Presumably, the dance began as a mimicking of the angular poses common to ancient Egyptian art. In the early half of the 20th century, these poses were performed by various groups for comical effect (see the article Walking like an Egyptian). Tutting as a whole or certain tutting moves have been referred to as 'King Tut'; it is likely from this colloquialism for the Pharaoh Tutankhamun, as a representative of ancient Egypt in western popular culture, that the form gained its name. For this reason, Tutting is sometimes incorrectly identified as the related cultural phenomenon "Walking like an Egyptian".
Although tutting as a style has maintained its close ties to popping, it has since evolved to making use of a much wider range of positions and movements. The size of poses, or tuts, now varies from large body tuts to intricate finger tuts. The transitions between poses have become more elaborate and expressive. Moreover, certain substyles of tutting have emerged such as: boxing which consists of creating and manipulating box-like or rectangular shapes predominantly with ones arms; a liquid influenced style that some tutters use to make the joints appear as hinges that can then be manipulated by another bodypart; and fixed line which employs the mime concept of fixed point to create more convincing geometric illusions.
The electronic dance community has played a large role in the increasing robustness of tutting due to the more abstract nature of its own predominant style, liquiding. Tutting is now highly regarded in both the electronic and funk dance communities for its technical depth and distinctness to the extent that a sufficiently dedicated member from either may use it as their dominant style, and is occasionally referred to as a tutter. As such, practitioners of tutting will take from other funk styles in their performance, just as for instance, poppers would incorporate tutting in their own style during its formative years.
Both boxing and the hinge illusion are special applications of the mime concept fixed point. Another style, called fixed line, requires that dancers apply this concept rigorously to more convincingly convey the illusion of solid shapes.
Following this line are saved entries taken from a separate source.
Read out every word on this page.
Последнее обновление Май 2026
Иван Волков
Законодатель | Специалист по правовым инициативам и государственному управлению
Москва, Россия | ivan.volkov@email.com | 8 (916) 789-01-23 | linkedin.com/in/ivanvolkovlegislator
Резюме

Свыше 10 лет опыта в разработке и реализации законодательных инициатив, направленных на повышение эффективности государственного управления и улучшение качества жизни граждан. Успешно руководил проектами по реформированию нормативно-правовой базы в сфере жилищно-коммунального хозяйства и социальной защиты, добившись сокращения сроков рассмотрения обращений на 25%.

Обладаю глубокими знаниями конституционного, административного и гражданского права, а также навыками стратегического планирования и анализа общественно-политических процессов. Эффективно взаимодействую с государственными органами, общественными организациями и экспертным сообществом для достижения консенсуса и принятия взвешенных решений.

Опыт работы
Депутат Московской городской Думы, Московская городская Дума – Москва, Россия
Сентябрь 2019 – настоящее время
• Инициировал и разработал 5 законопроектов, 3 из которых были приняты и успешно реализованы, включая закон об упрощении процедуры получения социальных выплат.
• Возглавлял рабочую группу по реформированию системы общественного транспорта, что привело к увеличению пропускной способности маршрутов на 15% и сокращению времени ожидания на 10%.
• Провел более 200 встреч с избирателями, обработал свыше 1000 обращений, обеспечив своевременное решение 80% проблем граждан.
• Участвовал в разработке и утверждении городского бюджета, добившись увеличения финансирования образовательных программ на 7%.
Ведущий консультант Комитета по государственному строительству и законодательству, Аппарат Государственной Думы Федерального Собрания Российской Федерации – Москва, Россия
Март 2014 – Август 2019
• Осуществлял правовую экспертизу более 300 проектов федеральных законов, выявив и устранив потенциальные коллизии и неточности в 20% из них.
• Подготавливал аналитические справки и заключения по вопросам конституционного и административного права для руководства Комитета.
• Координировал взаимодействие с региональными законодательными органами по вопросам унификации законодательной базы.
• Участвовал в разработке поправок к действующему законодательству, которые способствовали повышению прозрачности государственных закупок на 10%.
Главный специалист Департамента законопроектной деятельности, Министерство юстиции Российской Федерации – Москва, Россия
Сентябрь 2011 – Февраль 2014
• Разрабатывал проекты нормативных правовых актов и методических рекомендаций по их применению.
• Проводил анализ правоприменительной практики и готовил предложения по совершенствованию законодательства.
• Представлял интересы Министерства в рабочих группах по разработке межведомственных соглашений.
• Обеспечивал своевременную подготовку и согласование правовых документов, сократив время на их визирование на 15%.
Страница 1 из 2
Much as a mime conveys a wall by always keeping one hand on the wall, or shows a rope by always keeping one hand on the rope, a tutter shows a shape by always maintaining at least one side of the shape. To do this, a tutter will assemble a shape part by part and dissasemble it in the same piecemeal fashion.
With practice this method can be used to create elaborate geometric patterns. When these patterns are formed only with the arms the effect is similar to boxing as described above, but now tutters are learning to incorporate all of their body parts to create a more dramatic effect.